Since reporting our issue in late January, Amazon has made new releases of their SDKs for Go and JavaScript among others. Among the additions in these releases is the ability to toggle a boolean attribute for Application Load Balancers named routing.http2.enabled , as evident from the following GitHub diffs:

AWS Go SDK release v1.13.3
AWS JavaScript SDK release v2.201.0

The documentation for the AWS Command Line Interface also mentions this attribute , but I have not been able to see when this attribute was added.

We were not notified of this, which we find rather strange. Disabling the HTTP/2 support of an ALB is a workaround that allows us to make use of the ALB after all. As a consequence of not being kept up to date, it was decided to cancel our Premium Support subscription.
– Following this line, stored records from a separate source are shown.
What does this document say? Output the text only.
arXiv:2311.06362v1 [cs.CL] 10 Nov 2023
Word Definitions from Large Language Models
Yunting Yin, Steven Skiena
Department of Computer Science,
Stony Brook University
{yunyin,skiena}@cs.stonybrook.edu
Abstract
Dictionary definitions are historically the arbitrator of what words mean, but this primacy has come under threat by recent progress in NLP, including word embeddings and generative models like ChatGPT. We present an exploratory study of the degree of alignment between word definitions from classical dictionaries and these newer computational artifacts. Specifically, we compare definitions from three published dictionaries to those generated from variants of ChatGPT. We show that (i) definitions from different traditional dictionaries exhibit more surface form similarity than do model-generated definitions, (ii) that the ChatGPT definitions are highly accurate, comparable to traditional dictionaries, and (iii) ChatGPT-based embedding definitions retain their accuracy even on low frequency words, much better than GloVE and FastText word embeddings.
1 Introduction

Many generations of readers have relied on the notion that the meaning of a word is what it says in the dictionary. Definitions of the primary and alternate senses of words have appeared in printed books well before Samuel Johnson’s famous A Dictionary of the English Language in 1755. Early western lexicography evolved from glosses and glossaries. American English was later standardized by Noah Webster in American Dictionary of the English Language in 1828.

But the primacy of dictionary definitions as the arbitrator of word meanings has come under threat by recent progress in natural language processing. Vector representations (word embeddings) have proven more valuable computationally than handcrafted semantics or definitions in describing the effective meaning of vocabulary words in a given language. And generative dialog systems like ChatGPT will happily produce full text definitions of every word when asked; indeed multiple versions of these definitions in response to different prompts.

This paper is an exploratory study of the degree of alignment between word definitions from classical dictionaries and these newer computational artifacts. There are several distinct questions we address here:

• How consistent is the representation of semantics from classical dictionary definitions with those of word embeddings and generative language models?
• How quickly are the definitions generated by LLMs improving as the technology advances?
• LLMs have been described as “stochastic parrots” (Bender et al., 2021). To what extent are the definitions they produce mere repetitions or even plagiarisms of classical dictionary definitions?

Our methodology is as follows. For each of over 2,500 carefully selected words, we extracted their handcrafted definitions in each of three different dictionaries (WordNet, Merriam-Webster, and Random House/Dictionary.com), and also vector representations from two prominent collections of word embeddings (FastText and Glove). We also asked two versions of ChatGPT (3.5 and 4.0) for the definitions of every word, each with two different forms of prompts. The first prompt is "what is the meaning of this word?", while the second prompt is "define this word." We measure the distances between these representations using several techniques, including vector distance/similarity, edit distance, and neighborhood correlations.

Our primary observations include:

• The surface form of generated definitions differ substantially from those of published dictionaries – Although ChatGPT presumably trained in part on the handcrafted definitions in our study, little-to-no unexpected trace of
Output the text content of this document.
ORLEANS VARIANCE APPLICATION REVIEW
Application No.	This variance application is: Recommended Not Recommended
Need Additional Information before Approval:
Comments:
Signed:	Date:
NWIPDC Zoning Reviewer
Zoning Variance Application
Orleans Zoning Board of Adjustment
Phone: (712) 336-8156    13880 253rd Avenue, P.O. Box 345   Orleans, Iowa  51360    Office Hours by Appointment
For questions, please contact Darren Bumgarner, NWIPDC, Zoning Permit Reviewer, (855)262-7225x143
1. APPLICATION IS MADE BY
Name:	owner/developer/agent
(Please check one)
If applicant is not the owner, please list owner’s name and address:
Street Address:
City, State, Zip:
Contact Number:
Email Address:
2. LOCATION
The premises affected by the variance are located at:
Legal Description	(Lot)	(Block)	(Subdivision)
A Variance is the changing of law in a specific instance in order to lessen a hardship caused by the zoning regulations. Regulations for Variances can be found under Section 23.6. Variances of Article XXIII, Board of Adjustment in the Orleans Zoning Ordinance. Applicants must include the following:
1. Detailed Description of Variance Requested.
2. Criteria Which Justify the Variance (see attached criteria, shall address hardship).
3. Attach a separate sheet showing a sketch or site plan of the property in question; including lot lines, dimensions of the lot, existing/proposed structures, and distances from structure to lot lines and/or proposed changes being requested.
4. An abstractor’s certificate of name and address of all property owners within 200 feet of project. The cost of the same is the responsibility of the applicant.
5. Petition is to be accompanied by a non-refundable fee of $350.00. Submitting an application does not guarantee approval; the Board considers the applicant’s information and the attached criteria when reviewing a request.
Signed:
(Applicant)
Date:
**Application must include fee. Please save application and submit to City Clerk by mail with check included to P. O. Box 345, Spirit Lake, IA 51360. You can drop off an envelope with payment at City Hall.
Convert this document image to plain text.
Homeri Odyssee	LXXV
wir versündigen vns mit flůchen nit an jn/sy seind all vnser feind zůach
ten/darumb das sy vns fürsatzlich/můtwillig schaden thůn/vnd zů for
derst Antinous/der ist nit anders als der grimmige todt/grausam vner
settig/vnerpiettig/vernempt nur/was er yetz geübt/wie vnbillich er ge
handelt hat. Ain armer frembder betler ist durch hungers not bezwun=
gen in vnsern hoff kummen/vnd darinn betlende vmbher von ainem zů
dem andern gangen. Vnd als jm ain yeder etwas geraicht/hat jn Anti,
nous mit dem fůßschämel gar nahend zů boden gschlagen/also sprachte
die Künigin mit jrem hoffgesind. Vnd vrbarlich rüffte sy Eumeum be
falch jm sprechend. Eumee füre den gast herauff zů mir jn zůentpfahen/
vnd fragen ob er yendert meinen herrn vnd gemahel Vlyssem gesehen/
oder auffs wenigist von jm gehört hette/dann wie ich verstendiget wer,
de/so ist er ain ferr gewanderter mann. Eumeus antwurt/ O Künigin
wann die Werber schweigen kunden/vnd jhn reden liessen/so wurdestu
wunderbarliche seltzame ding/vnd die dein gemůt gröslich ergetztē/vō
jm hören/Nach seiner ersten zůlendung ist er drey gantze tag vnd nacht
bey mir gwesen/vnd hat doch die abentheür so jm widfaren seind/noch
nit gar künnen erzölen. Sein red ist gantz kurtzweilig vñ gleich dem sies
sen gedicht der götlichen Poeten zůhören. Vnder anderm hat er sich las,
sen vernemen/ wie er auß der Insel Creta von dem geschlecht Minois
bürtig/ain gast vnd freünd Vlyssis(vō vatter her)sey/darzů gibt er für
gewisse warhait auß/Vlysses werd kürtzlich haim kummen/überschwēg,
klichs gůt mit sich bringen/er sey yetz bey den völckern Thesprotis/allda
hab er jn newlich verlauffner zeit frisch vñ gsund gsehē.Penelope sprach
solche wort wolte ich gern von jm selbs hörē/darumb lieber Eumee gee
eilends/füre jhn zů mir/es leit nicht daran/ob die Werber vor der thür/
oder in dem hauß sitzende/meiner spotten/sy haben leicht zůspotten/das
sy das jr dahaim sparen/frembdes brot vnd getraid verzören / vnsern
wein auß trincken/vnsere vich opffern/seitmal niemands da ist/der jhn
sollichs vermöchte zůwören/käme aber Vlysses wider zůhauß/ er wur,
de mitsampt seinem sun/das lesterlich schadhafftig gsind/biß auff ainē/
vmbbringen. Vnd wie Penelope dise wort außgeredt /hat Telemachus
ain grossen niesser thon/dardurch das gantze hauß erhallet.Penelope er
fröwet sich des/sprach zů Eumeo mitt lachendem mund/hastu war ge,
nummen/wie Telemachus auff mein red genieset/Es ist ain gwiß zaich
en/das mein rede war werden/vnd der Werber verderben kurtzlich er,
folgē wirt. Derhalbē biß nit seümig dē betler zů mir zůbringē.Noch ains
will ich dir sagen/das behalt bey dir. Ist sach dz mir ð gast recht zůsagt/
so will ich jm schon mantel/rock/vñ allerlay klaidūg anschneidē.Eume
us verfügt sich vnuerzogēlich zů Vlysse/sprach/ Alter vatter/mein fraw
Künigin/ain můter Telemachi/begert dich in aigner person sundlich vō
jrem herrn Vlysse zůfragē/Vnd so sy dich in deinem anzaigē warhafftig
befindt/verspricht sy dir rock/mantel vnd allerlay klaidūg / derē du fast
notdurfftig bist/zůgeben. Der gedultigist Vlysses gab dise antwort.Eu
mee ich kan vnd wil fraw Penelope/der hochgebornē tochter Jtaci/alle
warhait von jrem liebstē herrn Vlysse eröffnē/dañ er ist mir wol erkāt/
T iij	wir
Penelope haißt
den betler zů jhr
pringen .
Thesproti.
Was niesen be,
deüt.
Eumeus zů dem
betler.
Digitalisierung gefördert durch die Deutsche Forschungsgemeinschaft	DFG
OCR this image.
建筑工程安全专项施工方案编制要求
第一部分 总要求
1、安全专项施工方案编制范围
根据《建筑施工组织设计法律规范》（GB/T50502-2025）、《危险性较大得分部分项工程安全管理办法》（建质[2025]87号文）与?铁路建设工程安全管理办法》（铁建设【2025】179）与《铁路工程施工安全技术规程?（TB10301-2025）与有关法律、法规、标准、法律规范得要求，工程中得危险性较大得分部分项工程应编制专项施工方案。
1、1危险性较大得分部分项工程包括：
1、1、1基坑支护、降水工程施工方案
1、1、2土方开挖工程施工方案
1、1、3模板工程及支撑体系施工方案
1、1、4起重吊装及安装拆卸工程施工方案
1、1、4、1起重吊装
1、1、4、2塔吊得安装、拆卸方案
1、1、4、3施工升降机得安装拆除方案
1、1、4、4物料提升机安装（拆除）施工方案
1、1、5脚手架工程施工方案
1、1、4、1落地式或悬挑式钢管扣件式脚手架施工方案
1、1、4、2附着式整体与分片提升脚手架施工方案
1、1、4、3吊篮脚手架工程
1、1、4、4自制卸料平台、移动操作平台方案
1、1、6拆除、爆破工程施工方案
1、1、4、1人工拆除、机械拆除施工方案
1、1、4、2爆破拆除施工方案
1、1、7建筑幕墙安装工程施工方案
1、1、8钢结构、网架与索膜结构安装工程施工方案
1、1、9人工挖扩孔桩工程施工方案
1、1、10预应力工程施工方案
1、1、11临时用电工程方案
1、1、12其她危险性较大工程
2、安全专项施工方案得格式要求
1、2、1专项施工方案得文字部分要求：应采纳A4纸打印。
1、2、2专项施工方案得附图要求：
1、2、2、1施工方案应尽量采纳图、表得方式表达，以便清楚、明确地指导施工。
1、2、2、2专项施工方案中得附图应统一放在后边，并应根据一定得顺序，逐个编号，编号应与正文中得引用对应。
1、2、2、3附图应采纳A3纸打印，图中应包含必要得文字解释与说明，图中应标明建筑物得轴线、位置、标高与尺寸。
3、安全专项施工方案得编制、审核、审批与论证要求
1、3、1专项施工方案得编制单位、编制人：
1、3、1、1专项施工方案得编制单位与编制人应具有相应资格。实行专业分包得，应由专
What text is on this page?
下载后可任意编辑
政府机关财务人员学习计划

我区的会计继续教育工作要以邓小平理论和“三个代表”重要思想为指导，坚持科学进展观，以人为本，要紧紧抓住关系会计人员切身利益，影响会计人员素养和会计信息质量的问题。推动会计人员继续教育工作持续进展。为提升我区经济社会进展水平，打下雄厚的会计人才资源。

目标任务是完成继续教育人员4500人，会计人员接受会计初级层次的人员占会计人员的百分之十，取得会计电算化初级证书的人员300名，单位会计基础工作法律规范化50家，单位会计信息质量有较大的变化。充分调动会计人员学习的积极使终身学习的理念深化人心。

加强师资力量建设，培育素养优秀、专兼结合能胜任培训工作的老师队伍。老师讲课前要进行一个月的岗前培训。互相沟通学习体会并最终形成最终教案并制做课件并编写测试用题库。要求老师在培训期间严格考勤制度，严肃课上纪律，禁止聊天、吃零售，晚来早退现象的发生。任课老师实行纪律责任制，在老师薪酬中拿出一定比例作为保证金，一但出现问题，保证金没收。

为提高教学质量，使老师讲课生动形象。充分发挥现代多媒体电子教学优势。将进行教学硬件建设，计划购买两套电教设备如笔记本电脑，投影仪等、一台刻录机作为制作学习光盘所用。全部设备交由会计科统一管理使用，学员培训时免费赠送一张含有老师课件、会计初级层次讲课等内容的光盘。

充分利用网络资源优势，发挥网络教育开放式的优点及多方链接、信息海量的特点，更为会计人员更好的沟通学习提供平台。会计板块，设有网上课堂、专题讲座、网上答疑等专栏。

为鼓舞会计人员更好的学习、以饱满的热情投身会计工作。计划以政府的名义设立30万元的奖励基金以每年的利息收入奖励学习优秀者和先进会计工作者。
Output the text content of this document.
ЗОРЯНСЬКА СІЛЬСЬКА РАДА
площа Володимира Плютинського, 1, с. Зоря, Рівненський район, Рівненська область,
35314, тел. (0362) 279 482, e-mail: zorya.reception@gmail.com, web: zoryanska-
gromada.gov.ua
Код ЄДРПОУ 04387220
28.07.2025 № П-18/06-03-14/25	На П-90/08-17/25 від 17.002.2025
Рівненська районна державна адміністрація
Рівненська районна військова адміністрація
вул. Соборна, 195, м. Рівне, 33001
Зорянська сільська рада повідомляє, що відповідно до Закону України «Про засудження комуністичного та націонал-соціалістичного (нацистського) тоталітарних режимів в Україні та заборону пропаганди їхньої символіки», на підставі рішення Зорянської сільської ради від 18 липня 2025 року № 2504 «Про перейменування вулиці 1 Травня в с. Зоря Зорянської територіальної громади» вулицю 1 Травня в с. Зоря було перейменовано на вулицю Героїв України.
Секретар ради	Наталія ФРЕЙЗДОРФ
Since originally reporting the issue, we have experimented further with the ALB, and we have made these additional findings:

The ALB always relays requests to backend targets using HTTP/1.1, whether the backend target is set up with HTTPS. Although the documentation clearly stated that this was the case, we decided to examine this after reading this rather contradictory forum post response .
The WINDOW_UPDATE issue happens regardless of whether the HTTP endpoint is POST or PUT and seemingly regardless of the request content type and other HTTP headers — seemingly as it is quite the task to test all combinations and variations.
Proxying the ALB’s requests to Cowboy through an nginx daemon set up locally on the each of the service’s EC2 instances also had no effect, nor did changing the Server HTTP response header from Cowboy.

We have since then upgraded back from the ELB to the ALB, however with HTTP/2 support disabled.